Max Verstappen acredita que, se não fosse pelo apoio do companheiro de equipe da Red Bull, Isack Hadjar, ele estaria largando muito mais atrás no Grande Prêmio da Bélgica. Hadjar, que enfrentou uma penalização de 30 posições no grid por conta de diversas mudanças no motor, foi fundamental para Verstappen durante a etapa final da qualificação no circuito de Spa-Francorchamps.

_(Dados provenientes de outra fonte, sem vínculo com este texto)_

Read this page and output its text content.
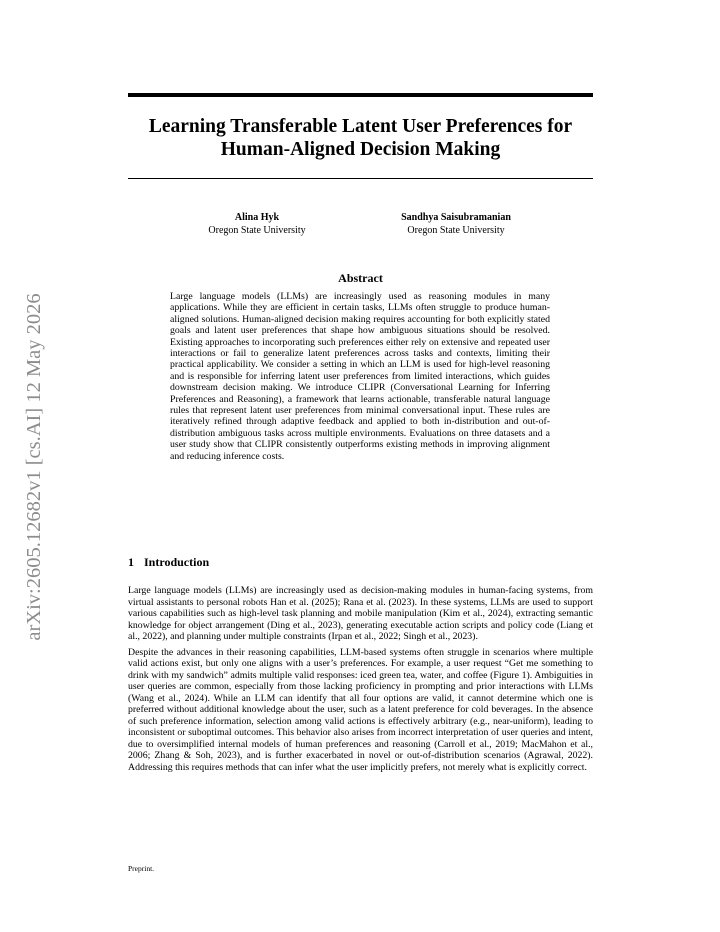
arXiv:2605.12682v1 [cs.AI] 12 May 2026
Learning Transferable Latent User Preferences for
Human-Aligned Decision Making
Alina Hyk
Oregon State University
Sandhya Saisubramanian
Oregon State University
Abstract
Large language models (LLMs) are increasingly used as reasoning modules in many applications. While they are efficient in certain tasks, LLMs often struggle to produce human-aligned solutions. Human-aligned decision making requires accounting for both explicitly stated goals and latent user preferences that shape how ambiguous situations should be resolved. Existing approaches to incorporating such preferences either rely on extensive and repeated user interactions or fail to generalize latent preferences across tasks and contexts, limiting their practical applicability. We consider a setting in which an LLM is used for high-level reasoning and is responsible for inferring latent user preferences from limited interactions, which guides downstream decision making. We introduce CLIPR (Conversational Learning for Inferring Preferences and Reasoning), a framework that learns actionable, transferable natural language rules that represent latent user preferences from minimal conversational input. These rules are iteratively refined through adaptive feedback and applied to both in-distribution and out-of-distribution ambiguous tasks across multiple environments. Evaluations on three datasets and a user study show that CLIPR consistently outperforms existing methods in improving alignment and reducing inference costs.
1 Introduction

Large language models (LLMs) are increasingly used as decision-making modules in human-facing systems, from virtual assistants to personal robots Han et al. (2025); Rana et al. (2023). In these systems, LLMs are used to support various capabilities such as high-level task planning and mobile manipulation (Kim et al., 2024), extracting semantic knowledge for object arrangement (Ding et al., 2023), generating executable action scripts and policy code (Liang et al., 2022), and planning under multiple constraints (Irpan et al., 2022; Singh et al., 2023).

Despite the advances in their reasoning capabilities, LLM-based systems often struggle in scenarios where multiple valid actions exist, but only one aligns with a user’s preferences. For example, a user request “Get me something to drink with my sandwich” admits multiple valid responses: iced green tea, water, and coffee (Figure 1). Ambiguities in user queries are common, especially from those lacking proficiency in prompting and prior interactions with LLMs (Wang et al., 2024). While an LLM can identify that all four options are valid, it cannot determine which one is preferred without additional knowledge about the user, such as a latent preference for cold beverages. In the absence of such preference information, selection among valid actions is effectively arbitrary (e.g., near-uniform), leading to inconsistent or suboptimal outcomes. This behavior also arises from incorrect interpretation of user queries and intent, due to oversimplified internal models of human preferences and reasoning (Carroll et al., 2019; MacMahon et al., 2006; Zhang & Soh, 2023), and is further exacerbated in novel or out-of-distribution scenarios (Agrawal, 2022). Addressing this requires methods that can infer what the user implicitly prefers, not merely what is explicitly correct.

Preprint.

Nos dois melhores treinos de Verstappen na Q3, Hadjar deu um “vácuo” a ele no último setor. Na segunda volta, parecia que o campeão de F1 estava um pouco próximo demais, mas Verstappen não se deixou abalar por essa ideia. Ele ressaltou que o apoio de Hadjar foi essencial para garantir a segunda posição no grid, logo atrás de Kimi Antonelli, da Mercedes. “Ele realmente me ajudou. Se não fosse por isso, eu estaria lá em P6 ou algo assim”, comentou Verstappen, elogiando o trabalho do colega. “O Isack fez um ótimo trabalho me dando o vácuo no final, e é por isso que estamos aqui.”
Apesar da boa posição, Verstappen não se arrisca a fazer previsões sobre como será a corrida. Ele está ciente de que George Russell, que larga em terceiro, pode ser uma ameaça, ainda mais com Lando Norris, que ficou em terceiro na qualificação, começando em 12º por conta de uma penalização de 10 posições. “Vou ficar de olho nos meus espelhos para ver quem está por perto”, disse ele.
O piloto também comentou que a equipe teve um bom desempenho durante todo o final de semana, mesmo que não tenha conseguido igualar o ritmo de Antonelli. “Estamos felizes por estarmos na primeira fila e por como executamos isso como equipe”, destacou Verstappen. Quando o assunto são as corridas longas, ele reconhece que sempre é desafiador, especialmente em Spa, mas afirma que vai fazer o melhor que pode e esperar para ver como as coisas se desenrolam.